Chargement...

Actualité électorale

Côte d’Ivoire-AIP/ Crise dans la filière cacao : un collectif de coopératives suspend son mot d’ordre de grève dans le Goh

Côte d’Ivoire-AIP/ Crise dans la filière cacao : un collectif de coopératives suspend son mot d’ordre de grève dans le Goh

Par Ckihin Dogad DOGOUI / 1 juillet 2026 à 06:08 / il y a 9 heures / Temps de lecture : 3 min

Gagnoa, 01 juil 2026 (AIP)- Le président de la société coopérative pour l’émergence des producteurs agricoles du Goh, Takry Gobi Stéphane, a déclaré solennellement au sortir d’une rencontre des membres de son bureau, mardi 30 juin 2026, à  Gagnoa, avec le préfet de la région du Gôh, que son institution suspend la grève qu’il envisageait pour protester contre le non-enlèvement des stocks résiduels de cacao de 122 coopératives au plan national.

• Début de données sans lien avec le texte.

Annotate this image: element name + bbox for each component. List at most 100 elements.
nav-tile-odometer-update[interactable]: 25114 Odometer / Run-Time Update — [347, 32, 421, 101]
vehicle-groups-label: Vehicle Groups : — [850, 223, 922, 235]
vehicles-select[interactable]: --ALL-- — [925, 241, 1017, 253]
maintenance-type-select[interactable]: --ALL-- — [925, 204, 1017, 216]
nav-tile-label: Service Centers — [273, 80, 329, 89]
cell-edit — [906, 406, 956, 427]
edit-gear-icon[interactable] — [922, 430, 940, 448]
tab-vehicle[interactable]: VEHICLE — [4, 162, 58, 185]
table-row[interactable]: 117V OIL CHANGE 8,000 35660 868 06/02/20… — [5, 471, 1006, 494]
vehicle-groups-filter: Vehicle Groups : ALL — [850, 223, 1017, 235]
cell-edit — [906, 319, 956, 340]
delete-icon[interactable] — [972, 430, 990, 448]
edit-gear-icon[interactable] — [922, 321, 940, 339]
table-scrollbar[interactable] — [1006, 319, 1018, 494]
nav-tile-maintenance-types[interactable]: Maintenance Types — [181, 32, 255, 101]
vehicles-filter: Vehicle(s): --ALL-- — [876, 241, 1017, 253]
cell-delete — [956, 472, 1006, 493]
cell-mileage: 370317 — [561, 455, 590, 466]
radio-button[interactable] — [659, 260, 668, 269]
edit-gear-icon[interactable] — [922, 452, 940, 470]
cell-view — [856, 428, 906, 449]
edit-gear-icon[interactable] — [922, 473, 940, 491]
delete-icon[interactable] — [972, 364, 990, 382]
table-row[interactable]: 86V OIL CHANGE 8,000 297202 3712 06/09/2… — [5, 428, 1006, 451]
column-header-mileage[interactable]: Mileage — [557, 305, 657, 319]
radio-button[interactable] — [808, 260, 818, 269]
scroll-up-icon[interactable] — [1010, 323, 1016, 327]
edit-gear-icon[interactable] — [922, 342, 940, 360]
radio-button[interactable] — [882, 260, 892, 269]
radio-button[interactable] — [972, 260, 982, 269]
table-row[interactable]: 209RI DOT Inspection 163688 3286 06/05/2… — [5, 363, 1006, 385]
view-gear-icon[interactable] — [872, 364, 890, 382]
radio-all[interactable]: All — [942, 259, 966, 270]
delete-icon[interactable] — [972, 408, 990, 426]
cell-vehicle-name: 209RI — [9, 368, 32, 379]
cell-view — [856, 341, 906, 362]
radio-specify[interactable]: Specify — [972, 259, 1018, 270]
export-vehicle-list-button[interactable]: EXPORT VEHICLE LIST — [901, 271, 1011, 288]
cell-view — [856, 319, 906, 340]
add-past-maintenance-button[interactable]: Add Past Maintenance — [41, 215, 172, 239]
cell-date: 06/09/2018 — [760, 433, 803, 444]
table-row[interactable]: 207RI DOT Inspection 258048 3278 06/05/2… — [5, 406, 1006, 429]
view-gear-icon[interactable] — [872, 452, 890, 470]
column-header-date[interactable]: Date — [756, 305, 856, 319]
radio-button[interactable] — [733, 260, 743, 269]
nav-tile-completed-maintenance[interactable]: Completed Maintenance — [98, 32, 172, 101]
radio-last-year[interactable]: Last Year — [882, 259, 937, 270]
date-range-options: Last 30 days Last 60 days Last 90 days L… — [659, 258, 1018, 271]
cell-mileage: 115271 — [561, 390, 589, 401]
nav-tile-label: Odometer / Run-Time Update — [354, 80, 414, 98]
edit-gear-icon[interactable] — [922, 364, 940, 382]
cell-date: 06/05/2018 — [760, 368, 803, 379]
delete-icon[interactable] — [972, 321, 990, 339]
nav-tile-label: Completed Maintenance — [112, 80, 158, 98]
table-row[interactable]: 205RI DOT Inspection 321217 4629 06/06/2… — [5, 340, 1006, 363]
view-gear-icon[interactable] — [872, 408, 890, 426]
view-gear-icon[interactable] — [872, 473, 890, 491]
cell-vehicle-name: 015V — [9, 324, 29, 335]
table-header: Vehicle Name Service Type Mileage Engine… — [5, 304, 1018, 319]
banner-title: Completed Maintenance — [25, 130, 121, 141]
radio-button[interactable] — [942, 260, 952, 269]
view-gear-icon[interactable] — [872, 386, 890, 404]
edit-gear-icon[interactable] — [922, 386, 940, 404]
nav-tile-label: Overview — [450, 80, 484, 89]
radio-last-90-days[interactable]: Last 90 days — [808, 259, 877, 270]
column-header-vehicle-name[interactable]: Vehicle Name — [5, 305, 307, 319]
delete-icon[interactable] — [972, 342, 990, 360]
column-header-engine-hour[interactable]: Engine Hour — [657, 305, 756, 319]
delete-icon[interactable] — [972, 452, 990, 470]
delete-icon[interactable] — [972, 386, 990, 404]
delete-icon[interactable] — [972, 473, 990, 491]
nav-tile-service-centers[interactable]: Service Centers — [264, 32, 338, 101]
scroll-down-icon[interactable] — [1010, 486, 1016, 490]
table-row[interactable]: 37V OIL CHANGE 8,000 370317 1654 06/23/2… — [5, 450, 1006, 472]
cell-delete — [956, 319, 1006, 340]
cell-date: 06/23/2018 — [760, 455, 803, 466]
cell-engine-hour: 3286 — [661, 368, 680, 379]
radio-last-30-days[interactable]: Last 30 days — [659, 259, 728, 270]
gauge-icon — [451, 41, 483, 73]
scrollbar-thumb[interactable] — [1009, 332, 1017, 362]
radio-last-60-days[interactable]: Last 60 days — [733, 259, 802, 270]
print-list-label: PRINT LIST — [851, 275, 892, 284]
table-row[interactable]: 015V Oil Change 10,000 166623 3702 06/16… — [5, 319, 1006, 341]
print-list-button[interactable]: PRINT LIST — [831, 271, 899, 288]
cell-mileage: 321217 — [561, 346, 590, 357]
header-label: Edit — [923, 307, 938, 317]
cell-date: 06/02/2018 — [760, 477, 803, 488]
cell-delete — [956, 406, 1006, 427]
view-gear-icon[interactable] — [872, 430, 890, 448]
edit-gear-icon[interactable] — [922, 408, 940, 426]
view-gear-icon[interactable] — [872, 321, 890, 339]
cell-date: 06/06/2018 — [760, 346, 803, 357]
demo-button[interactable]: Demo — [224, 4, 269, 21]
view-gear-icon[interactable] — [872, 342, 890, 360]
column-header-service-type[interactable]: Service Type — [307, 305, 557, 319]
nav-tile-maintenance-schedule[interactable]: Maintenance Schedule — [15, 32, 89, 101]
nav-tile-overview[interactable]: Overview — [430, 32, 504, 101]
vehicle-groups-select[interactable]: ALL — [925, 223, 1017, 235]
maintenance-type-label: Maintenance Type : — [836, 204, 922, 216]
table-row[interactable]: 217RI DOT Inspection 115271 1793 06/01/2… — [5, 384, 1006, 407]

« Nous supposons que c’est maintenant que le préfet, qui est notre papa à tous, est informé du sujet et donc, laissons-lui le temps de nous proposer des solutions », a confié M. Takry. Il a rappelé que la grève envisagée devait être entamée mercredi 01 juillet, sur toute l’étendue du territoire national.

Takry Stéphane a rappelé que depuis novembre, décembre 2025 et janvier 2026, des stocks de cacao avaient été inventoriés par le Conseil du café cacao. Le Conseil avait promis que tous ces stocks résiduels seraient payés à hauteur de 2800 FCFA le kg.

« Malheureusement, ce cacao est encore sous nos mains, et ce n’est pas le plus grave », a confié celui qui est aussi le porte-parole du collectif  des sociétés coopératives et acheteurs de Côte d’Ivoire.

Selon lui, les producteurs sont confrontés à deux risques. Le risque de dégradation de la qualité du cacao, parce que le produit entreposé au magasin, est exposé à la chaleur du toit et à l’humidité dû aux pluies.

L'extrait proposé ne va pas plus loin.